Illustration of Triboelectric series

1757 Triboelectric series

The book of science

Tom Sharp

Johan Carl Wilcke tribology Illustration of Triboelectric series

Triboelectric series

A material, when pressed or rubbed against another, either picks up a negative static electric charge or loses its own with varying strength. Therefore, you can assemble a series of materials so that the next one gains from the one before it, and gradually accumulate more and more electric charge.

Electrophorus

Johan Carl Wilcke invented it. Alessandro Volta improved it and named it “electricity bearer.” Rub a plate of wax with fur to give it a negative charge. Rest a metal plate on the wax to separate its charges. Touch the top of the metal plate to drain off its negative charge. Lift the metal plate with its insulated handle and use its remaining positive charge. Georg Christoph Lichtenberg made a big one, and used it to create branching discharge patterns.

Static

Benjamin Franklin and Henry Cavendish did just fine with only static electricity to experiment with.
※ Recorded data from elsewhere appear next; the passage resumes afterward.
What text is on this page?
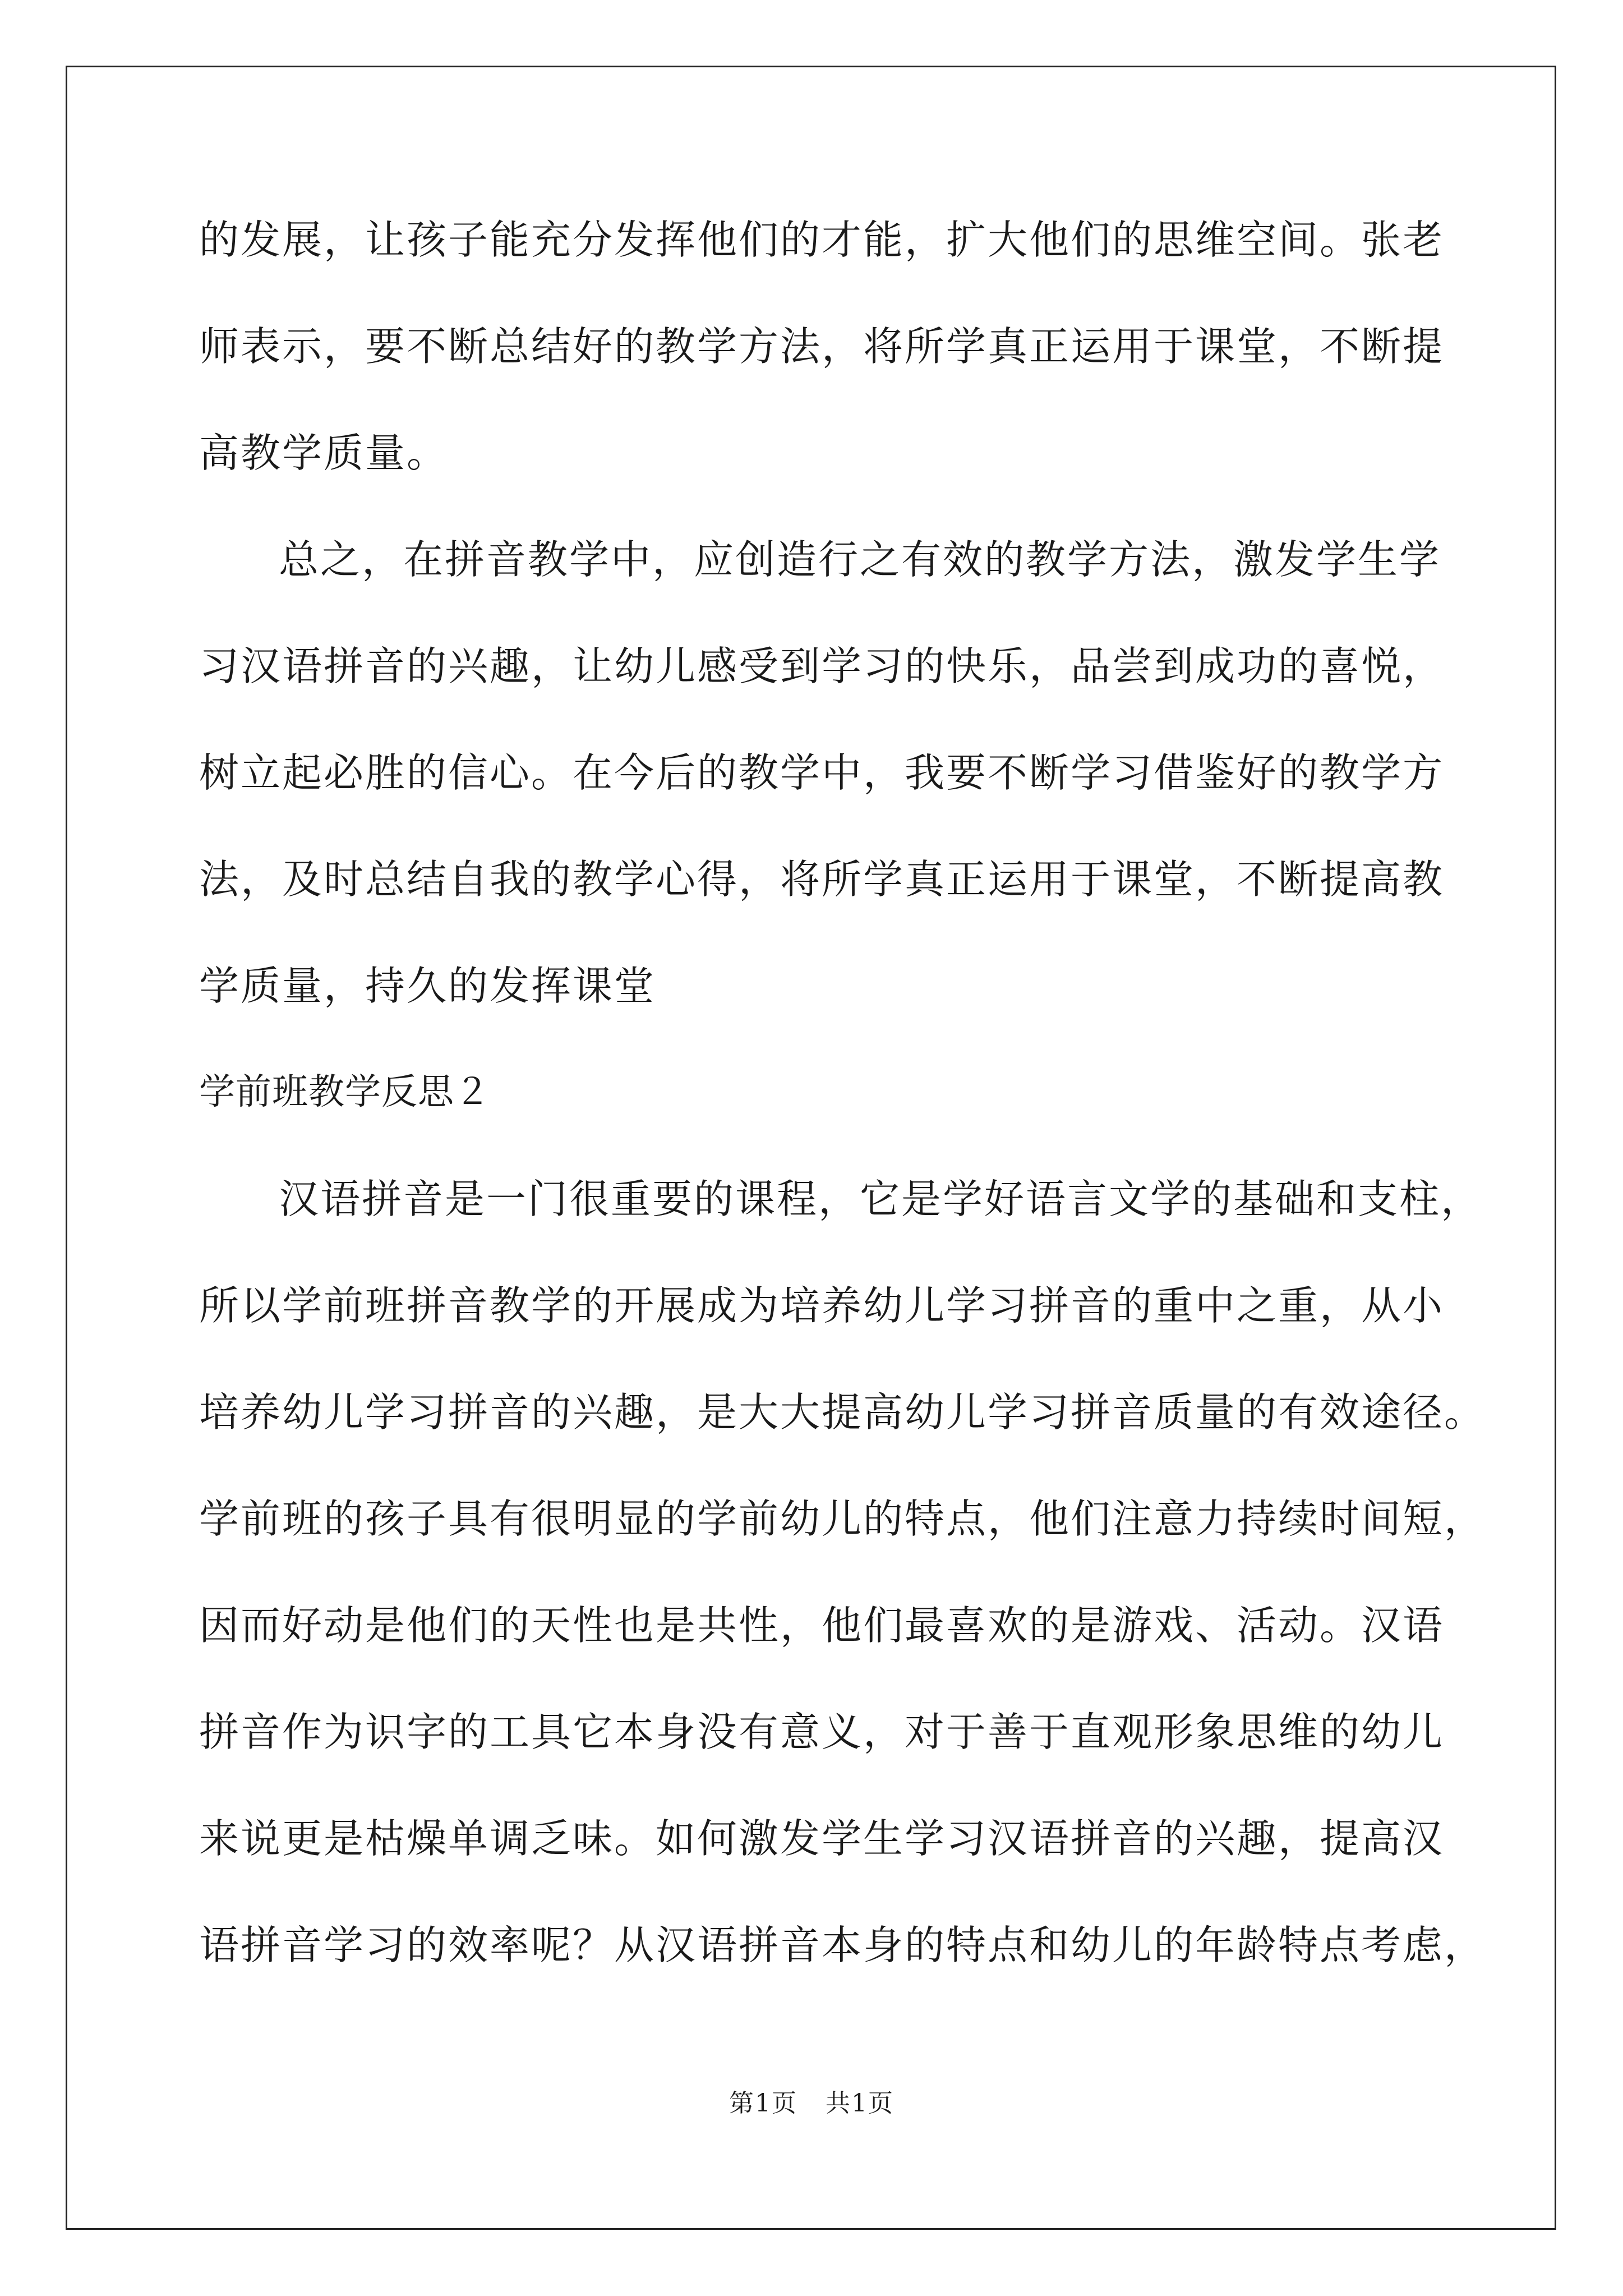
的发展，让孩子能充分发挥他们的才能，扩大他们的思维空间。张老
师表示，要不断总结好的教学方法，将所学真正运用于课堂，不断提
高教学质量。
总之，在拼音教学中，应创造行之有效的教学方法，激发学生学
习汉语拼音的兴趣，让幼儿感受到学习的快乐，品尝到成功的喜悦，
树立起必胜的信心。在今后的教学中，我要不断学习借鉴好的教学方
法，及时总结自我的教学心得，将所学真正运用于课堂，不断提高教
学质量，持久的发挥课堂
学前班教学反思２
汉语拼音是一门很重要的课程，它是学好语言文学的基础和支柱，
所以学前班拼音教学的开展成为培养幼儿学习拼音的重中之重，从小
培养幼儿学习拼音的兴趣，是大大提高幼儿学习拼音质量的有效途径。
学前班的孩子具有很明显的学前幼儿的特点，他们注意力持续时间短，
因而好动是他们的天性也是共性，他们最喜欢的是游戏、活动。汉语
拼音作为识字的工具它本身没有意义，对于善于直观形象思维的幼儿
来说更是枯燥单调乏味。如何激发学生学习汉语拼音的兴趣，提高汉
语拼音学习的效率呢？从汉语拼音本身的特点和幼儿的年龄特点考虑，
第1页 共1页
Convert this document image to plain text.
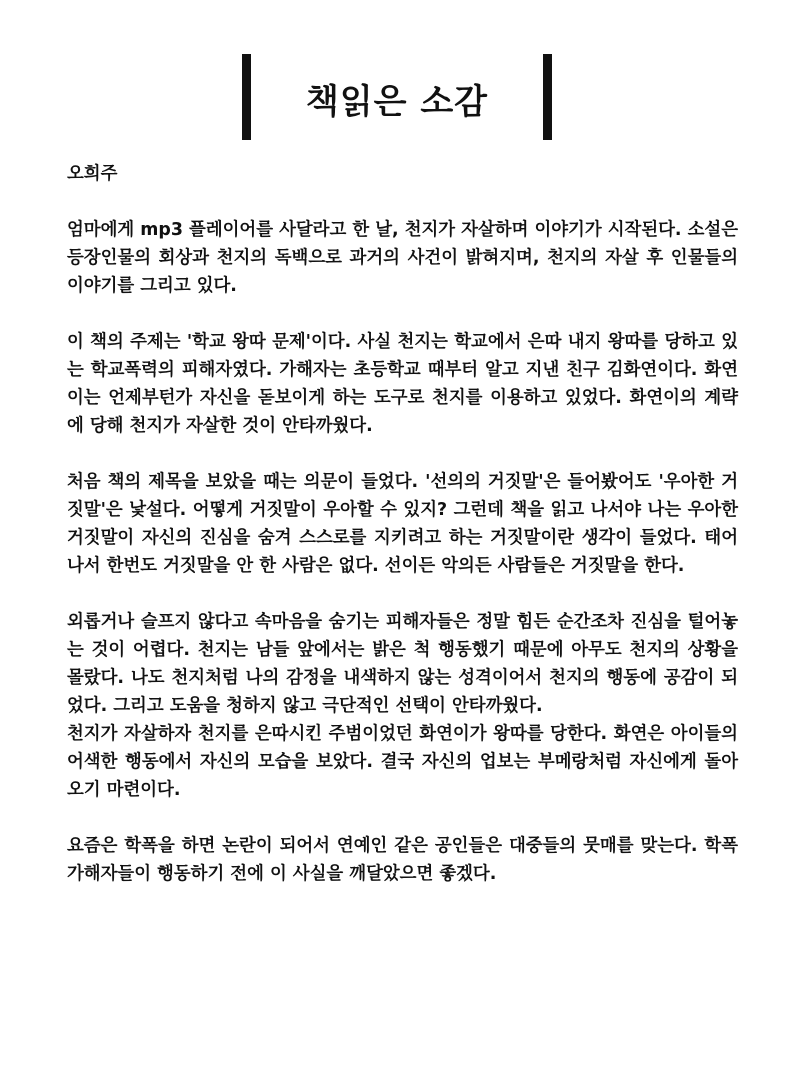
책읽은 소감

오희주

엄마에게 mp3 플레이어를 사달라고 한 날, 천지가 자살하며 이야기가 시작된다. 소설은 등장인물의 회상과 천지의 독백으로 과거의 사건이 밝혀지며, 천지의 자살 후 인물들의 이야기를 그리고 있다.

이 책의 주제는 '학교 왕따 문제'이다. 사실 천지는 학교에서 은따 내지 왕따를 당하고 있는 학교폭력의 피해자였다. 가해자는 초등학교 때부터 알고 지낸 친구 김화연이다. 화연이는 언제부턴가 자신을 돋보이게 하는 도구로 천지를 이용하고 있었다. 화연이의 계략에 당해 천지가 자살한 것이 안타까웠다.

처음 책의 제목을 보았을 때는 의문이 들었다. '선의의 거짓말'은 들어봤어도 '우아한 거짓말'은 낯설다. 어떻게 거짓말이 우아할 수 있지? 그런데 책을 읽고 나서야 나는 우아한 거짓말이 자신의 진심을 숨겨 스스로를 지키려고 하는 거짓말이란 생각이 들었다. 태어나서 한번도 거짓말을 안 한 사람은 없다. 선이든 악의든 사람들은 거짓말을 한다.

외롭거나 슬프지 않다고 속마음을 숨기는 피해자들은 정말 힘든 순간조차 진심을 털어놓는 것이 어렵다. 천지는 남들 앞에서는 밝은 척 행동했기 때문에 아무도 천지의 상황을 몰랐다. 나도 천지처럼 나의 감정을 내색하지 않는 성격이어서 천지의 행동에 공감이 되었다. 그리고 도움을 청하지 않고 극단적인 선택이 안타까웠다.

천지가 자살하자 천지를 은따시킨 주범이었던 화연이가 왕따를 당한다. 화연은 아이들의 어색한 행동에서 자신의 모습을 보았다. 결국 자신의 업보는 부메랑처럼 자신에게 돌아오기 마련이다.

요즘은 학폭을 하면 논란이 되어서 연예인 같은 공인들은 대중들의 뭇매를 맞는다. 학폭 가해자들이 행동하기 전에 이 사실을 깨달았으면 좋겠다.
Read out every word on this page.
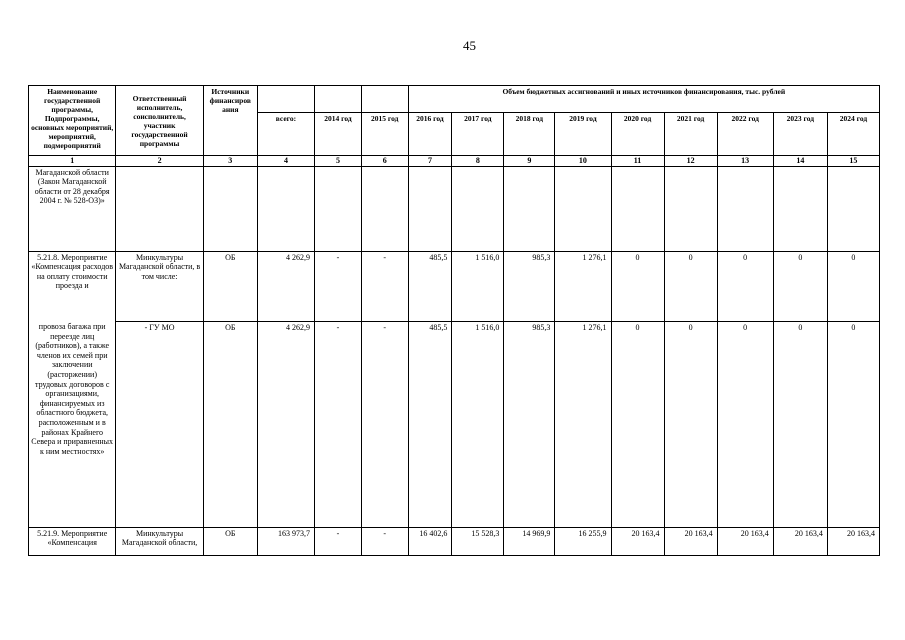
45
Наименование государственной программы, Подпрограммы, основных мероприятий, мероприятий, подмероприятий	Ответственный исполнитель, соисполнитель, участник государственной программы	Источники финансиров ания				Объем бюджетных ассигнований и иных источников финансирования, тыс. рублей								
			всего:	2014 год	2015 год	2016 год	2017 год	2018 год	2019 год	2020 год	2021 год	2022 год	2023 год	2024 год
1	2	3	4	5	6	7	8	9	10	11	12	13	14	15
Магаданской области (Закон Магаданской области от 28 декабря 2004 г. № 528-ОЗ)»														
5.21.8. Мероприятие «Компенсация расходов на оплату стоимости проезда и	Минкультуры Магаданской области, в том числе:	ОБ	4 262,9	-	-	485,5	1 516,0	985,3	1 276,1	0	0	0	0	0
провоза багажа при переезде лиц (работников), а также членов их семей при заключении (расторжении) трудовых договоров с организациями, финансируемых из областного бюджета, расположенным и в районах Крайнего Севера и приравненных к ним местностях»	- ГУ МО	ОБ	4 262,9	-	-	485,5	1 516,0	985,3	1 276,1	0	0	0	0	0
5.21.9. Мероприятие «Компенсация	Минкультуры Магаданской области,	ОБ	163 973,7	-	-	16 402,6	15 528,3	14 969,9	16 255,9	20 163,4	20 163,4	20 163,4	20 163,4	20 163,4
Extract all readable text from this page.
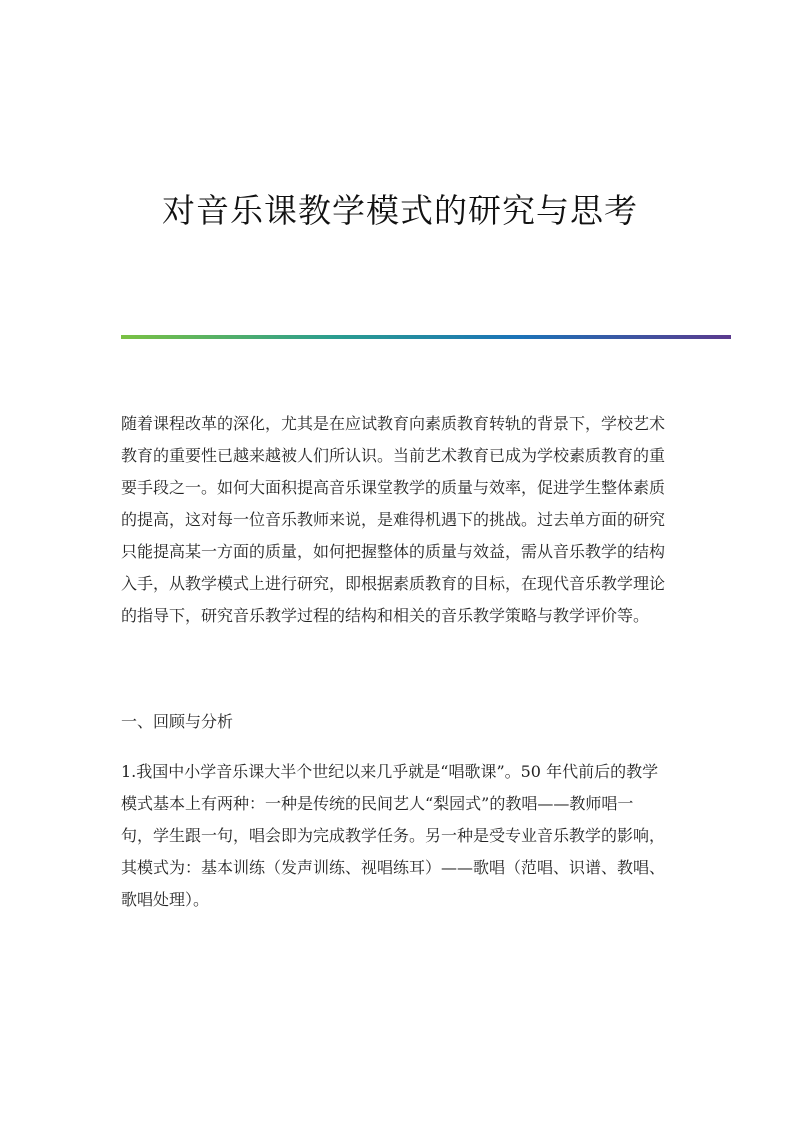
对音乐课教学模式的研究与思考

随着课程改革的深化，尤其是在应试教育向素质教育转轨的背景下，学校艺术
教育的重要性已越来越被人们所认识。当前艺术教育已成为学校素质教育的重
要手段之一。如何大面积提高音乐课堂教学的质量与效率，促进学生整体素质
的提高，这对每一位音乐教师来说，是难得机遇下的挑战。过去单方面的研究
只能提高某一方面的质量，如何把握整体的质量与效益，需从音乐教学的结构
入手，从教学模式上进行研究，即根据素质教育的目标，在现代音乐教学理论
的指导下，研究音乐教学过程的结构和相关的音乐教学策略与教学评价等。

一、回顾与分析

1.我国中小学音乐课大半个世纪以来几乎就是“唱歌课”。50 年代前后的教学
模式基本上有两种：一种是传统的民间艺人“梨园式”的教唱——教师唱一
句，学生跟一句，唱会即为完成教学任务。另一种是受专业音乐教学的影响，
其模式为：基本训练（发声训练、视唱练耳）——歌唱（范唱、识谱、教唱、
歌唱处理）。
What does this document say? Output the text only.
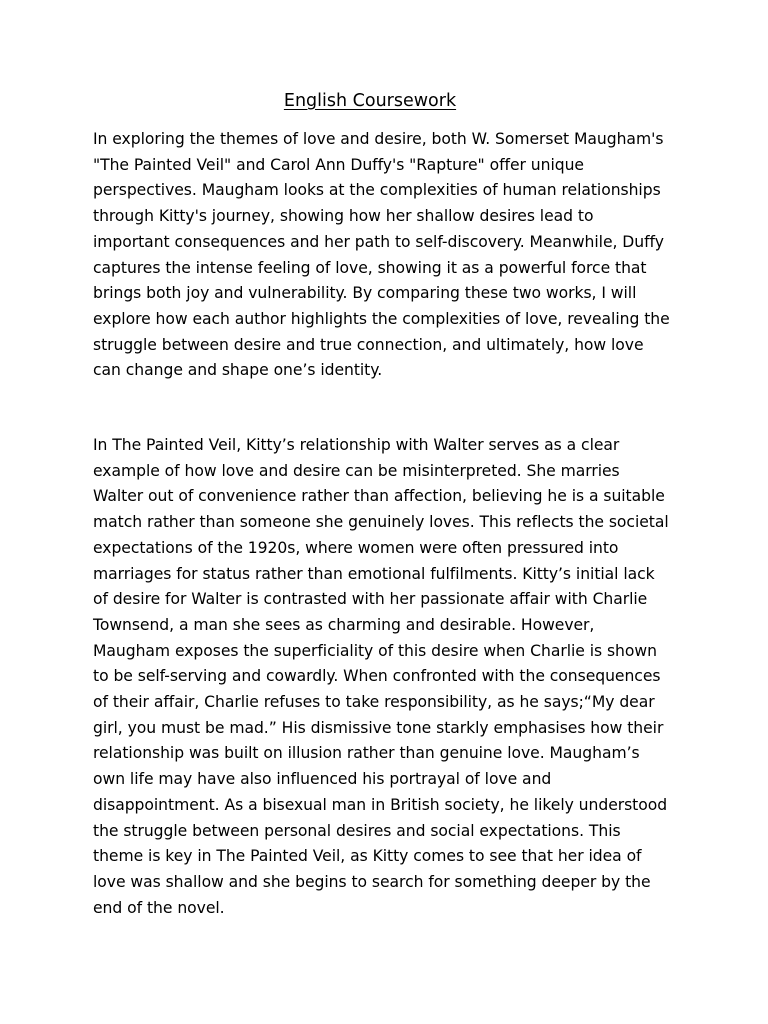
English Coursework

In exploring the themes of love and desire, both W. Somerset Maugham's
"The Painted Veil" and Carol Ann Duffy's "Rapture" offer unique
perspectives. Maugham looks at the complexities of human relationships
through Kitty's journey, showing how her shallow desires lead to
important consequences and her path to self-discovery. Meanwhile, Duffy
captures the intense feeling of love, showing it as a powerful force that
brings both joy and vulnerability. By comparing these two works, I will
explore how each author highlights the complexities of love, revealing the
struggle between desire and true connection, and ultimately, how love
can change and shape one’s identity.

In The Painted Veil, Kitty’s relationship with Walter serves as a clear
example of how love and desire can be misinterpreted. She marries
Walter out of convenience rather than affection, believing he is a suitable
match rather than someone she genuinely loves. This reflects the societal
expectations of the 1920s, where women were often pressured into
marriages for status rather than emotional fulfilments. Kitty’s initial lack
of desire for Walter is contrasted with her passionate affair with Charlie
Townsend, a man she sees as charming and desirable. However,
Maugham exposes the superficiality of this desire when Charlie is shown
to be self-serving and cowardly. When confronted with the consequences
of their affair, Charlie refuses to take responsibility, as he says;“My dear
girl, you must be mad.” His dismissive tone starkly emphasises how their
relationship was built on illusion rather than genuine love. Maugham’s
own life may have also influenced his portrayal of love and
disappointment. As a bisexual man in British society, he likely understood
the struggle between personal desires and social expectations. This
theme is key in The Painted Veil, as Kitty comes to see that her idea of
love was shallow and she begins to search for something deeper by the
end of the novel.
We receive radio static driving miles and miles from the stations’ broadcast towers. The energy of a group that does what it does because it has always done it will eventually drain completely away. Touch ground before handling electronic parts. A stray spark can fry their delicate components. If lovers describe their attraction as “electricity,” are their charges static and opposite?

The title of Johan Carl Wilcke’s thesis in 1757 is Disputatio physica experimentalis, de electricitatibus contrariis. For his triboelectric series, he listed smooth glass (producing the most positive charge), wool, quills, wood, paper, sealing wax, white wax, rough glass, lead, sulfur, and metals other than lead (producing the most negative charge).